Gevelsberger Heimatverein trifft sich zum Spießbratenessen

Wie kamder Spießbraten nach Gevelsberg? Dieser  Frage möchten die Mitglieder des Heimatvereins auf den Grund gehen. 

Wie kamder Spießbraten nach Gevelsberg? Dieser Frage möchten die Mitglieder des Heimatvereins auf den Grund gehen. 

Gevelsberg.   Der Heimatverein in Gevelsberg will die Ursprünge des Spießbratens erkunden. Dieter Krakrügge begrüßt mehr als 50 Gäste.

„Vie hätt ümmer vuoll Spaß met use Heematsprache, Geschichtkes und Dönekes werden vertellt“, so Dieter Krakrügge, Leiter des Plattdeutschen Krings und Ehrenvorsitzender des Gevelsberger Heimatvereins. Alle vier Wochen treffen sich Fraulüh und Mannslüh in der Gaststätte Hippendorf an der Lindengrabenstraße, um eine Mule op Platt te küren, aber auch Plattdeutsch lernen lässt sich hier. Interessierte sind herzlich willkommen. Das nächste Treffen findet am 28. August ab 18 Uhr statt.

Viele Neumitglieder dabei

Zuvor trafen sich die Mitglieder des Gevelsberger Heimatvereins zum traditionellen Spießbraten. Hier wurde die Gelegenheit genutzt, allen das Plattdeutsch ein wenig näher zu bringen, denn leider kann es von immer weniger Menschen gesprochen werden.

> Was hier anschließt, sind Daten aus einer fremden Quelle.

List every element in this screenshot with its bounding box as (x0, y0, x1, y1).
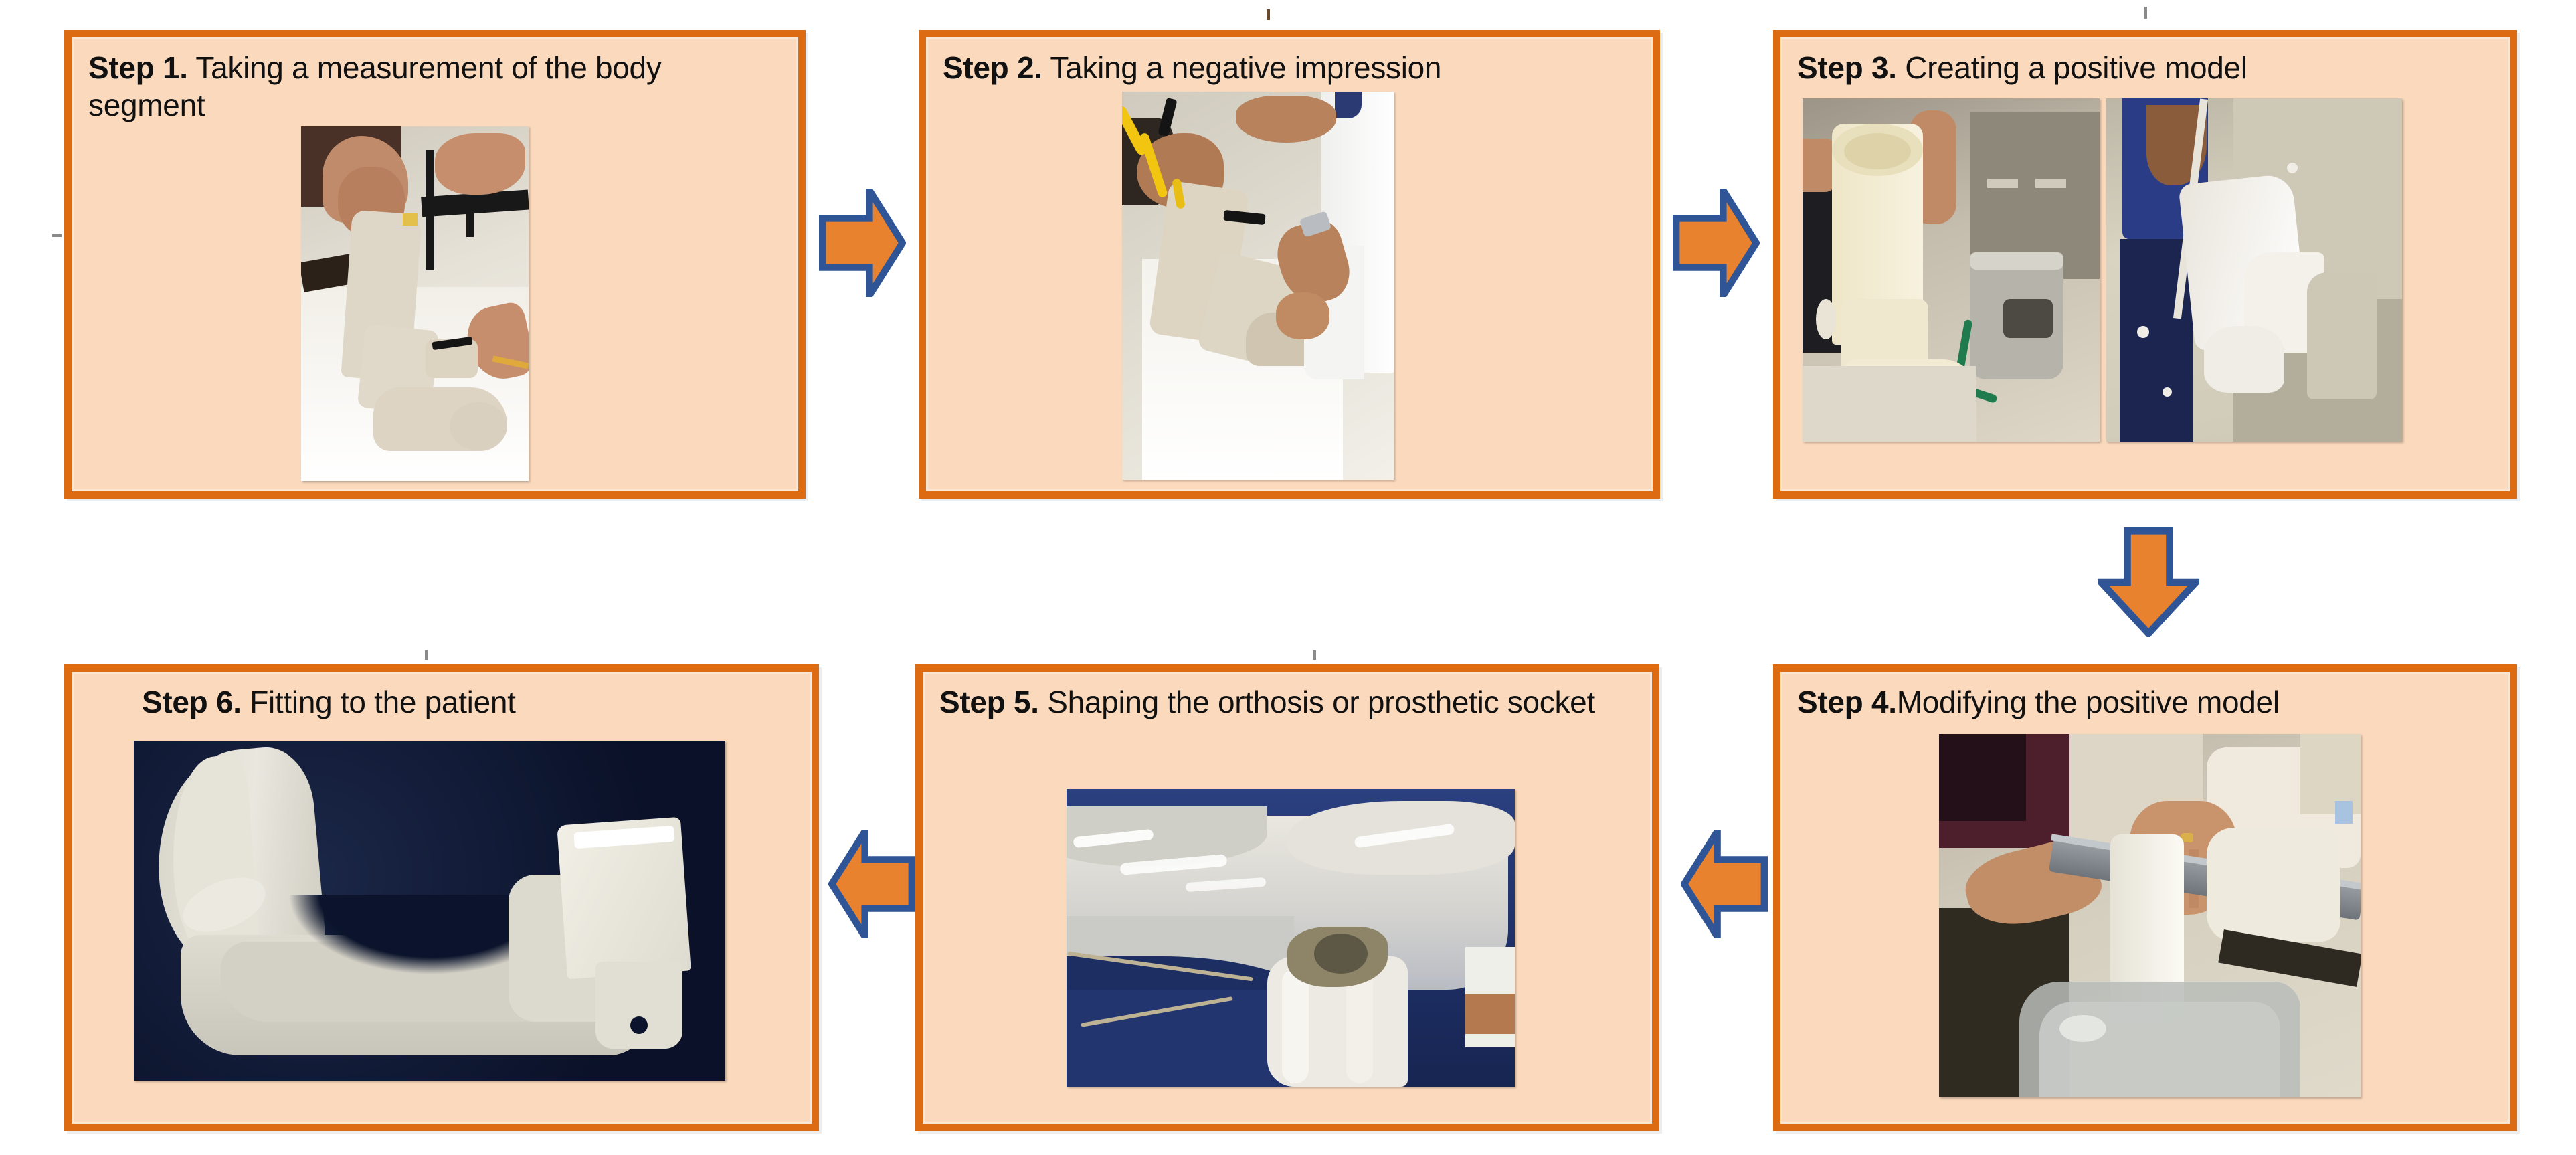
step-card-3-inner: Step 3. Creating a positive model (1780, 37, 2510, 491)
step-5-title: Step 5. Shaping the orthosis or prosthet… (939, 683, 1635, 721)
step-card-4-inner: Step 4.Modifying the positive model (1780, 672, 2510, 1124)
step-card-6[interactable]: Step 6. Fitting to the patient (64, 664, 819, 1131)
arrow-step2-to-step3 (1673, 189, 1760, 297)
step-1-photo (301, 126, 529, 481)
step-2-photos (1122, 92, 1394, 480)
step-card-4[interactable]: Step 4.Modifying the positive model (1773, 664, 2517, 1131)
arrow-step1-to-step2 (819, 189, 906, 297)
step-6-text: Fitting to the patient (242, 685, 516, 719)
step-card-2[interactable]: Step 2. Taking a negative impression (919, 30, 1660, 499)
arrow-step4-to-step5 (1681, 830, 1768, 938)
step-5-text: Shaping the orthosis or prosthetic socke… (1039, 685, 1595, 719)
step-6-title: Step 6. Fitting to the patient (88, 683, 795, 721)
step-3-label: Step 3. (1797, 50, 1897, 85)
step-card-2-inner: Step 2. Taking a negative impression (926, 37, 1653, 491)
scan-tick-mark (2144, 7, 2147, 19)
step-2-text: Taking a negative impression (1042, 50, 1441, 85)
step-card-6-inner: Step 6. Fitting to the patient (72, 672, 812, 1124)
step-1-photos (301, 126, 529, 481)
step-4-text: Modifying the positive model (1897, 685, 2280, 719)
step-3-text: Creating a positive model (1897, 50, 2247, 85)
step-2-title: Step 2. Taking a negative impression (943, 49, 1636, 86)
step-4-photo (1939, 734, 2361, 1097)
step-card-1[interactable]: Step 1. Taking a measurement of the body… (64, 30, 806, 499)
step-6-photos (134, 741, 725, 1081)
arrow-step5-to-step6 (828, 830, 915, 938)
step-5-photo (1067, 789, 1515, 1087)
step-4-photos (1939, 734, 2361, 1097)
step-3-title: Step 3. Creating a positive model (1797, 49, 2493, 86)
step-3-photos (1803, 98, 2402, 442)
process-flow-diagram: Step 1. Taking a measurement of the body… (0, 0, 2576, 1155)
step-1-title: Step 1. Taking a measurement of the body… (88, 49, 781, 124)
step-5-photos (1067, 789, 1515, 1087)
step-1-label: Step 1. (88, 50, 188, 85)
step-6-label: Step 6. (142, 685, 242, 719)
step-4-label: Step 4. (1797, 685, 1897, 719)
scan-tick-mark (1267, 9, 1270, 20)
scan-tick-mark (1313, 650, 1316, 660)
step-card-1-inner: Step 1. Taking a measurement of the body… (72, 37, 798, 491)
step-6-photo (134, 741, 725, 1081)
step-4-title: Step 4.Modifying the positive model (1797, 683, 2493, 721)
step-card-5-inner: Step 5. Shaping the orthosis or prosthet… (923, 672, 1652, 1124)
scan-tick-mark (425, 650, 428, 660)
step-card-3[interactable]: Step 3. Creating a positive model (1773, 30, 2517, 499)
arrow-step3-to-step4 (2098, 527, 2199, 637)
scan-tick-mark (52, 234, 62, 237)
step-3-photo-right (2106, 98, 2402, 442)
step-3-photo-left (1803, 98, 2100, 442)
step-card-5[interactable]: Step 5. Shaping the orthosis or prosthet… (915, 664, 1659, 1131)
step-2-photo (1122, 92, 1394, 480)
step-2-label: Step 2. (943, 50, 1042, 85)
step-5-label: Step 5. (939, 685, 1039, 719)
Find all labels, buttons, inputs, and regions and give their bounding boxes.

Bei strahlendem Sonnenschein begrüßten Dieter Krakrügge und die jetzige Vorsitzende des Heimatvereins Carola Dreher die über 50 Gäste, unter denen sich auch wieder viele Neumitglieder befanden. „Wir sind sehr glücklich, dass wir die Räumlichkeiten der Feuerwache Ost in Berge nutzen dürfen. Sie bilden einen schönen Rahmen für unser jährliches Spießbratendrehen. Doch wir fragen uns, ob es jemanden gibt, der uns erzählen kann, wie dieser Brauch in unsere Gegend kam“, so Carola Dreher.

Drevermann-Spatzen singen

Bei Temperaturen von weit über 40 Grad in der Grillhütte fanden nicht nur die Spießbraten reißenden Absatz. Für die musikalische Begleitung sorgten Günter Dabruck und die Drevermann-Spatzen mit Liedern in plattdeutscher Sprache zum Mitsingen. Viele Anekdoten wurden von den Gästen zum Besten gegeben und man ließ die diesjährige Jahresfahrt, die in einem Cabrio-Doppeldeckerbus durch heimatliche Gefilde ging, noch einmal Revue passieren.

Mit Vorfreude auf das Herbstfest, das am 12. Oktober in der Heimatstube auf der Alten Geer stattfinden wird, fand die gesellige Veranstaltung einen gut gelaunten Ausklang.